In the letter to shareholders, IndyMac Chairman and Chief Executive Michael W. Perry said the drastic measures were made in conjunction with banking regulators to improve the company's financial footing and "meet our mutual goal of keeping Indymac safe and sound through this crisis period."

The plan was supposed to generate roughly $5 billion to $10 billion per year of new loans backed by government-sponsored mortgage companies, Perry said at the time.

But the run on its deposits ultimately short-circuited the strategy, prompting regulators to take action Friday.

Associated Press writer Raquel Maria Dillon in Pasadena contributed to this report.


13 July 2008

Treasury Proposes 'Unlimited Stake' in Freddie and Fannie


Paulson Seeks Authority to Shore Up Fannie, Freddie
By Brendan Murray and Dawn Kopecki

July 13 (Bloomberg) -- Treasury Secretary Henry Paulson sought authority from Congress to buy unlimited stakes in and lend to Fannie Mae and Freddie Mac, aiming to stem the collapse of confidence in the largest sources of U.S. mortgage financing.

Paulson proposed that Congress enact legislation giving the Treasury temporary authority to buy equity ``if needed'' in the firms, and to increase their lines of credit with the department from $2.25 billion each. The Federal Reserve authorized the companies to borrow directly from the New York Fed, in a step that could provide funding before the bill is passed.

Today's announcement followed crisis talks between the firms, government officials, lawmakers and regulators, after Fannie Mae and Freddie Mac lost about half their value last week. Paulson and Fed Chairman Ben S. Bernanke are trying to prevent a collapse in the firms that would exacerbate the worst housing recession in 25 years and deepen the economic slowdown.

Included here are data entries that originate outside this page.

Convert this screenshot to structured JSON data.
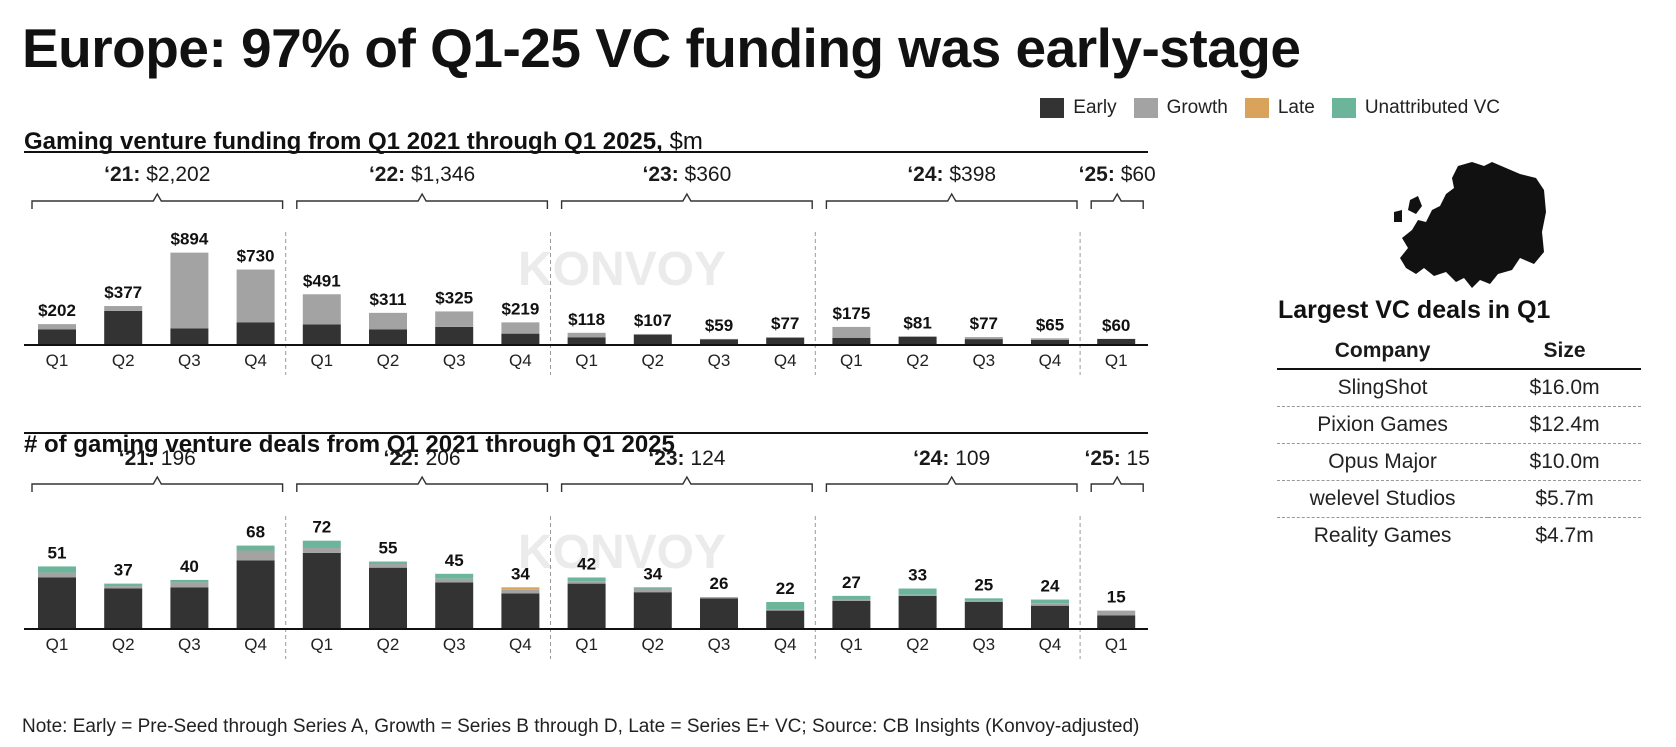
{
  "title": "Europe: 97% of Q1-25 VC funding was early-stage",
  "legend": [
    {
      "label": "Early",
      "color": "#333333"
    },
    {
      "label": "Growth",
      "color": "#a3a3a3"
    },
    {
      "label": "Late",
      "color": "#d9a35b"
    },
    {
      "label": "Unattributed VC",
      "color": "#6cb59a"
    }
  ],
  "watermark": "KONVOY",
  "funding_section": {
    "title": "Gaming venture funding from Q1 2021 through Q1 2025,",
    "unit": "$m"
  },
  "deals_section": {
    "title": "# of gaming venture deals from Q1 2021 through Q1 2025"
  },
  "chart_data": [
    {
      "type": "bar",
      "stacked": true,
      "title": "Gaming venture funding from Q1 2021 through Q1 2025, $m",
      "categories": [
        "Q1",
        "Q2",
        "Q3",
        "Q4",
        "Q1",
        "Q2",
        "Q3",
        "Q4",
        "Q1",
        "Q2",
        "Q3",
        "Q4",
        "Q1",
        "Q2",
        "Q3",
        "Q4",
        "Q1"
      ],
      "years": [
        {
          "label": "‘21:",
          "total_label": "$2,202"
        },
        {
          "label": "‘22:",
          "total_label": "$1,346"
        },
        {
          "label": "‘23:",
          "total_label": "$360"
        },
        {
          "label": "‘24:",
          "total_label": "$398"
        },
        {
          "label": "‘25:",
          "total_label": "$60"
        }
      ],
      "totals": [
        202,
        377,
        894,
        730,
        491,
        311,
        325,
        219,
        118,
        107,
        59,
        77,
        175,
        81,
        77,
        65,
        60
      ],
      "total_labels": [
        "$202",
        "$377",
        "$894",
        "$730",
        "$491",
        "$311",
        "$325",
        "$219",
        "$118",
        "$107",
        "$59",
        "$77",
        "$175",
        "$81",
        "$77",
        "$65",
        "$60"
      ],
      "series": [
        {
          "name": "Early",
          "values": [
            150,
            330,
            160,
            220,
            200,
            150,
            175,
            110,
            75,
            100,
            55,
            70,
            70,
            81,
            57,
            50,
            58
          ]
        },
        {
          "name": "Growth",
          "values": [
            52,
            47,
            734,
            510,
            291,
            161,
            150,
            109,
            43,
            7,
            4,
            7,
            105,
            0,
            20,
            15,
            2
          ]
        },
        {
          "name": "Late",
          "values": [
            0,
            0,
            0,
            0,
            0,
            0,
            0,
            0,
            0,
            0,
            0,
            0,
            0,
            0,
            0,
            0,
            0
          ]
        },
        {
          "name": "Unattributed VC",
          "values": [
            0,
            0,
            0,
            0,
            0,
            0,
            0,
            0,
            0,
            0,
            0,
            0,
            0,
            0,
            0,
            0,
            0
          ]
        }
      ],
      "ylim": [
        0,
        900
      ]
    },
    {
      "type": "bar",
      "stacked": true,
      "title": "# of gaming venture deals from Q1 2021 through Q1 2025",
      "categories": [
        "Q1",
        "Q2",
        "Q3",
        "Q4",
        "Q1",
        "Q2",
        "Q3",
        "Q4",
        "Q1",
        "Q2",
        "Q3",
        "Q4",
        "Q1",
        "Q2",
        "Q3",
        "Q4",
        "Q1"
      ],
      "years": [
        {
          "label": "‘21:",
          "total_label": "196"
        },
        {
          "label": "‘22:",
          "total_label": "206"
        },
        {
          "label": "‘23:",
          "total_label": "124"
        },
        {
          "label": "‘24:",
          "total_label": "109"
        },
        {
          "label": "‘25:",
          "total_label": "15"
        }
      ],
      "totals": [
        51,
        37,
        40,
        68,
        72,
        55,
        45,
        34,
        42,
        34,
        26,
        22,
        27,
        33,
        25,
        24,
        15
      ],
      "series": [
        {
          "name": "Early",
          "values": [
            42,
            33,
            34,
            56,
            62,
            50,
            38,
            29,
            37,
            30,
            25,
            15,
            23,
            27,
            22,
            19,
            11
          ]
        },
        {
          "name": "Growth",
          "values": [
            4,
            2,
            4,
            8,
            4,
            3,
            3,
            3,
            2,
            3,
            1,
            1,
            1,
            1,
            1,
            2,
            4
          ]
        },
        {
          "name": "Late",
          "values": [
            0,
            0,
            0,
            0,
            0,
            0,
            0,
            2,
            0,
            0,
            0,
            0,
            0,
            0,
            0,
            0,
            0
          ]
        },
        {
          "name": "Unattributed VC",
          "values": [
            5,
            2,
            2,
            4,
            6,
            2,
            4,
            0,
            3,
            1,
            0,
            6,
            3,
            5,
            2,
            3,
            0
          ]
        }
      ],
      "ylim": [
        0,
        75
      ]
    }
  ],
  "side": {
    "title": "Largest VC deals in Q1",
    "headers": [
      "Company",
      "Size"
    ],
    "rows": [
      {
        "company": "SlingShot",
        "size": "$16.0m"
      },
      {
        "company": "Pixion Games",
        "size": "$12.4m"
      },
      {
        "company": "Opus Major",
        "size": "$10.0m"
      },
      {
        "company": "welevel Studios",
        "size": "$5.7m"
      },
      {
        "company": "Reality Games",
        "size": "$4.7m"
      }
    ]
  },
  "footnote": "Note: Early = Pre-Seed through Series A, Growth = Series B through D, Late = Series E+ VC; Source: CB Insights (Konvoy-adjusted)"
}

Washington-based Fannie Mae and McLean, Virginia-based Freddie Mac own or guarantee almost half the $12 trillion in outstanding U.S. mortgages. As lenders retreated from the housing market, they have grown to account for more than 80 percent of the home loans packaged into securities.

Freddie Mac is scheduled to sell $3 billion in short-term notes tomorrow, and Paulson's comments indicate a growing concern that a crisis of confidence may take hold if investors balk. The companies issue debt to raise money for their purchases of mortgage securities.

Action This Week

Paulson spoke with congressional leaders and is confident that lawmakers will be able to add the measures in an existing housing bill and enact the package this week, a Treasury official told reporters on a conference call. The temporary authority granted to the Treasury may be for 18 months, the official said on condition of anonymity.

The plan would give Paulson power to buy an unspecified amount of stock in Fannie Mae and Freddie Mac, the official said. He also said he didn't recall any time in the past when the government has taken an equity stake in either company.

Paulson also proposed that the Fed get a ``consultative role'' overseeing the companies' capital requirements. The Fed said in a separate statement that the New York Fed was approved to make direct loans to Fannie Mae and Freddie Mac at the discount rate, currently 2.25 percent, charged to commercial banks.

Facing White House

The Treasury chief read his statement before cameras on the Bell Entrance of the department's building in Washington, facing the White House. The unusual step illustrated the significance of today's proposals.

Debt sold by Fannie Mae and Freddie Mac ``is held by financial institutions around the world,'' Paulson said in the statement. ``Its continued strength is important to maintaining confidence and stability in our financial system and our financial markets.''

Freddie Mac shares tumbled 47 percent in New York Stock Exchange composite trading last week and Washington-based Fannie Mae lost 45 percent of its value, forcing Paulson two days ago to issue a statement of support for the companies in their ``current form.''

``Use of either the line of credit or the equity investment would carry terms and conditions necessary to protect the taxpayer,'' Paulson said.

The government-chartered, publicly traded companies have already raised $20 billion to cover losses amid the highest delinquency rates in at least 29 years. Freddie Mac said earlier this month it planned to sell $5.5 billion of equity after it reports earnings next month.